Gemini 1.5 Pro will be available soon
It's rolling out to developers first
If you're a developer that's been using Google's AI Studio or Vertex AI, a limited preview will be available for you to try Gemini 1.5 Pro out now. Google says that it can outperform Gemini 1.0 Pro in 87% of its benchmarks and "performs at a broadly similar level" when compared to Gemini 1.0 Ultra. Interestingly as well, Google says that the model can learn in-conversation, without needing any fine-tuning.

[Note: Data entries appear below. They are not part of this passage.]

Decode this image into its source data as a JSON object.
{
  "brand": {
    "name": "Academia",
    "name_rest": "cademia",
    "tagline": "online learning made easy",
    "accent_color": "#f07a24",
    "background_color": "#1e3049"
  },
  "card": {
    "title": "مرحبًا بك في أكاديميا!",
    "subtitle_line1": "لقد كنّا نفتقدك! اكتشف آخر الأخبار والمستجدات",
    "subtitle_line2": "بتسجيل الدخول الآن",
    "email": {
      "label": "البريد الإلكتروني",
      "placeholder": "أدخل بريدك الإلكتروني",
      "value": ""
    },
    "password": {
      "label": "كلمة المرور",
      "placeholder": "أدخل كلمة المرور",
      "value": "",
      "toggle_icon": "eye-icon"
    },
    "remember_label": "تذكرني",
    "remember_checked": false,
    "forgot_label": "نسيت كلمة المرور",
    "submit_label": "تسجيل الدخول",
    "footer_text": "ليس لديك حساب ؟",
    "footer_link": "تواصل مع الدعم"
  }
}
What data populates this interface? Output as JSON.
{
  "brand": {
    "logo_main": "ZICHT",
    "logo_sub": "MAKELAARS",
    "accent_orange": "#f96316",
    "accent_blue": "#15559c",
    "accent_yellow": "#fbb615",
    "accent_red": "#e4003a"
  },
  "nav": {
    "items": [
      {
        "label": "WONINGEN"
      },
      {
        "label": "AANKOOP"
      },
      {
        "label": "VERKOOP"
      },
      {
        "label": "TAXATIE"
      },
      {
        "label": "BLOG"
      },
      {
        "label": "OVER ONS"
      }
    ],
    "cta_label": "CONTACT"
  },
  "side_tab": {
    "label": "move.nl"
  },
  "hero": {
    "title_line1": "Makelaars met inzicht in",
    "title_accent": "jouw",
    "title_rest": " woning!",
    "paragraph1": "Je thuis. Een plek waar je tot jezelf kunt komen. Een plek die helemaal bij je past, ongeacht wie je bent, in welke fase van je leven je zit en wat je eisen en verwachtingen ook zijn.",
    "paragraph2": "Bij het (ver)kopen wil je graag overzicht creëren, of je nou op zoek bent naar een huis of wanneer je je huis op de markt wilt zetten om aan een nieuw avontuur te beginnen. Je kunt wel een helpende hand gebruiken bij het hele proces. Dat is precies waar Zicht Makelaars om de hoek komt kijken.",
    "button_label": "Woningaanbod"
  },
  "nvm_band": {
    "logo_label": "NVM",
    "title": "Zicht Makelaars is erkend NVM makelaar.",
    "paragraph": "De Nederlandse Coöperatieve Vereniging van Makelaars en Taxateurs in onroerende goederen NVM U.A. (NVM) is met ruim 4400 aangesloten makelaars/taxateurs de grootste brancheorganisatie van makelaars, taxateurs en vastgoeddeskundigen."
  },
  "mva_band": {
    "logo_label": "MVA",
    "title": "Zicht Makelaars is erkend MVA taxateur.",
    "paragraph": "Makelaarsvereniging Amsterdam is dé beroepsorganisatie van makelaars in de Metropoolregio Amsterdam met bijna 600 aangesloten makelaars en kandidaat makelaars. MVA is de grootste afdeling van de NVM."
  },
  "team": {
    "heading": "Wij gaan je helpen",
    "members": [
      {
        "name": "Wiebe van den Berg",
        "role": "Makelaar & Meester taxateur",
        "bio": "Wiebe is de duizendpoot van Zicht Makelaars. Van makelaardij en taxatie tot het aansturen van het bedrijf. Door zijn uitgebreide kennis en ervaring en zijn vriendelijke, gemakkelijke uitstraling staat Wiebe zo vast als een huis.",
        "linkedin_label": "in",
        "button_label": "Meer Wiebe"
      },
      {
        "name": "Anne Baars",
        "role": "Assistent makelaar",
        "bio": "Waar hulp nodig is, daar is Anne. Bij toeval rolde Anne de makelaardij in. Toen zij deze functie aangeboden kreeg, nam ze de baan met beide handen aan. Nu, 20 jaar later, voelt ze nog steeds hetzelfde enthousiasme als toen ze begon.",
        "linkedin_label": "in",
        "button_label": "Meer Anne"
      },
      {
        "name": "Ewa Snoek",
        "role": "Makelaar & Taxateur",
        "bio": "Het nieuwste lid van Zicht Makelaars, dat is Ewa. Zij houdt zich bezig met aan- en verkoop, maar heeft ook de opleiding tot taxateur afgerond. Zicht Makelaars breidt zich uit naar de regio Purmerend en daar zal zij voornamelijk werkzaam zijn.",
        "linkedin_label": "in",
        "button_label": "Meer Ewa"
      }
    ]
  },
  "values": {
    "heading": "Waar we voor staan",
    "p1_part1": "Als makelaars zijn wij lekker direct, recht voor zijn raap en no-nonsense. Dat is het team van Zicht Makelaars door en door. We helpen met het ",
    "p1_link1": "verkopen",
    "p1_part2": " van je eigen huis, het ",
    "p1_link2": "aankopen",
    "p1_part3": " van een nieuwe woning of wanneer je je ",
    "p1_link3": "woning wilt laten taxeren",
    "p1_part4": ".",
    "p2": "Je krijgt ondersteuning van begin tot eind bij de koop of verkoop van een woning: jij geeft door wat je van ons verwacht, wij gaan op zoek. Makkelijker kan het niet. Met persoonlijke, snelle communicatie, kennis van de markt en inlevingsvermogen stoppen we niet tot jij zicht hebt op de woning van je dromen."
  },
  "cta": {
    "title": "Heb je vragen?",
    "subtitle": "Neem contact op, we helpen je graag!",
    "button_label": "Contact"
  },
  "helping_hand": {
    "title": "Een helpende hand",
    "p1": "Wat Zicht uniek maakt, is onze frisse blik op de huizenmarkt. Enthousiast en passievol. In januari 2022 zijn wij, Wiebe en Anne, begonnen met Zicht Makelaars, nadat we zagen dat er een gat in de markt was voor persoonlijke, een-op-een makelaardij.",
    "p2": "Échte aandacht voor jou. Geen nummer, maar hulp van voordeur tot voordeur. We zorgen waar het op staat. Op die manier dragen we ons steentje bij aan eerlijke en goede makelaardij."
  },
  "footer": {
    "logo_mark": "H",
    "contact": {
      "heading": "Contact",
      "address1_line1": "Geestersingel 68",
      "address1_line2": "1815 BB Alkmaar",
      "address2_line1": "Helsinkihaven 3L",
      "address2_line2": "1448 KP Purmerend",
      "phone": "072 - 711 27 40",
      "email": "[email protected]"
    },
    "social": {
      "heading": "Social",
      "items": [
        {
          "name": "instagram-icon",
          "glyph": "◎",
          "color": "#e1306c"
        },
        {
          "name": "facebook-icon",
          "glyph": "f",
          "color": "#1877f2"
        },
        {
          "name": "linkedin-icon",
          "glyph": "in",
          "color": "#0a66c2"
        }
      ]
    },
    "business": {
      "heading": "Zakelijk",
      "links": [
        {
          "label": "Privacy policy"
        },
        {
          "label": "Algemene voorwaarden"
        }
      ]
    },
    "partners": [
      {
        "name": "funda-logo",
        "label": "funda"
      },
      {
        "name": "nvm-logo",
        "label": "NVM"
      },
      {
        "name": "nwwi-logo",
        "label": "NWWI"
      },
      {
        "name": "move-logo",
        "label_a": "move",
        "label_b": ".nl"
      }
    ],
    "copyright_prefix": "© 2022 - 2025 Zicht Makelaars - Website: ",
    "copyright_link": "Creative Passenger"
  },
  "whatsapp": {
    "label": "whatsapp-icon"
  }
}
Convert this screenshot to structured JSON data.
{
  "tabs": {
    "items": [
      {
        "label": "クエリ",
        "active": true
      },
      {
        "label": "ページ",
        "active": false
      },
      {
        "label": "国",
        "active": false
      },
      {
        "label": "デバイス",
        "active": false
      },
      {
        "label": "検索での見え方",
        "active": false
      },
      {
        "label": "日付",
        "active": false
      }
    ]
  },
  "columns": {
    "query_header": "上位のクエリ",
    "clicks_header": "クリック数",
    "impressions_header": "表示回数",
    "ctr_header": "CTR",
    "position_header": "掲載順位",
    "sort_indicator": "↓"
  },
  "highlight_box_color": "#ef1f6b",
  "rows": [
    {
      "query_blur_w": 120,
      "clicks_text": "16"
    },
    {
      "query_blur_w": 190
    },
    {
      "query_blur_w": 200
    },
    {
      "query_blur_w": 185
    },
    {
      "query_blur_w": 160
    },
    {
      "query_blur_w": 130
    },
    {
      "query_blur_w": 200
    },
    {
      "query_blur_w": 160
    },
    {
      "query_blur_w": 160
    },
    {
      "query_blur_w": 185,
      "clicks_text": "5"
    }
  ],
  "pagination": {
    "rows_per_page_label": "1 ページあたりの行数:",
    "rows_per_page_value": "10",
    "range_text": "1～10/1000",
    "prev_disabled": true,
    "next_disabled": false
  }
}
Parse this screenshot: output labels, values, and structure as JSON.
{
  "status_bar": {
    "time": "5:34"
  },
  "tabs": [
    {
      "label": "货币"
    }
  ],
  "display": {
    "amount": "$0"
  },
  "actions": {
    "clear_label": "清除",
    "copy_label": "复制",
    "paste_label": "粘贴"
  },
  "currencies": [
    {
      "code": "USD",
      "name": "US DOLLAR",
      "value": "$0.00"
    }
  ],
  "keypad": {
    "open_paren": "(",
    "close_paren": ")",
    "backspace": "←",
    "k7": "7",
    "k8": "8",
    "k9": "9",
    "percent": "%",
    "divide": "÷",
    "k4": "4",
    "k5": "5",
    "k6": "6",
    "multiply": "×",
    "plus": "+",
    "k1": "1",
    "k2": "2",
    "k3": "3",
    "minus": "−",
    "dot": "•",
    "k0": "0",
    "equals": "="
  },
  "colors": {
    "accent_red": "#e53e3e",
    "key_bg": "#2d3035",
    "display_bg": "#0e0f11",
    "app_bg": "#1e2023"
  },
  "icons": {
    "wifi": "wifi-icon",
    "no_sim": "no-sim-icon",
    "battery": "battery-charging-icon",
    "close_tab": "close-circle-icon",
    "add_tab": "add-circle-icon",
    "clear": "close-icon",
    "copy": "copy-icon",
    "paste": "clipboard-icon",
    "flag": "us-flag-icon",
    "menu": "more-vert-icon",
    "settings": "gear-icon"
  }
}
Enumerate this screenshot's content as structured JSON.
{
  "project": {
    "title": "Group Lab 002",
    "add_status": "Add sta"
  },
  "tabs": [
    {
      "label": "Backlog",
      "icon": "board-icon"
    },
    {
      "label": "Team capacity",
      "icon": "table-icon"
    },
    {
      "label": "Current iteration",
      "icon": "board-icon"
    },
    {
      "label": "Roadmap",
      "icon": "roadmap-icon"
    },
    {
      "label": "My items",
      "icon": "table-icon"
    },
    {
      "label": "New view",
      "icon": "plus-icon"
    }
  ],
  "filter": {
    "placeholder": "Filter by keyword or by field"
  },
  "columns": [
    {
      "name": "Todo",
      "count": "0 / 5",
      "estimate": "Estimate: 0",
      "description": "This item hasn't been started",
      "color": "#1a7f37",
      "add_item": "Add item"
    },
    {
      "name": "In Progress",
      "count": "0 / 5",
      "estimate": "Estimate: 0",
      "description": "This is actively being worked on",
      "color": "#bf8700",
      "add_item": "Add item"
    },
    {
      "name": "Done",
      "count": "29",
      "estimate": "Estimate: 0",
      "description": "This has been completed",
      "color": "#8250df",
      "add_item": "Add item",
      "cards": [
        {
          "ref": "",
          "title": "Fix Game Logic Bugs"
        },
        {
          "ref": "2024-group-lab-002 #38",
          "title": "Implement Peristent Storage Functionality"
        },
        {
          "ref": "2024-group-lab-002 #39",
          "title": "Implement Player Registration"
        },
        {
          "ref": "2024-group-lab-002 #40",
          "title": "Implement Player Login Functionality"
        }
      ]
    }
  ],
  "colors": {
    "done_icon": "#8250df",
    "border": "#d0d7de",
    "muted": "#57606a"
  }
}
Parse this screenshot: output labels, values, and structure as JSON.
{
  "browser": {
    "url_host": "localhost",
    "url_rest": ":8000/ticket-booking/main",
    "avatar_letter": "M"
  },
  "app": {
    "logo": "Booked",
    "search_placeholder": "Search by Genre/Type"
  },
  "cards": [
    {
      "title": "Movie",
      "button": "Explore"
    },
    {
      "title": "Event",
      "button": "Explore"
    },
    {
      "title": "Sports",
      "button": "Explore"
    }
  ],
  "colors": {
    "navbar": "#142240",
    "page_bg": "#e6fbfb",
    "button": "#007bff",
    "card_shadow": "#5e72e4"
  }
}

Its context window being so large is a first of its kind, which enables it to do significantly more than was previously possible with an LLM.
When it reaches its wider release, Google says that Gemini 1.5 Pro will be available with a 128K context window. It also says that it plans to introduce "pricing tiers" starting at the standard 128K context window and going up to 1 million tokens. Early testers are advised to expect higher latency with the higher context window limit, but that there is no cost for it during its testing stage.
For now, normal users who want to give it a try will have to wait. Google isn't saying when it will roll out, aside from "soon," which doesn't really say a whole lot. Given that developers are already able to try it out now, it seems likely that it will be available in the coming weeks or months for most people.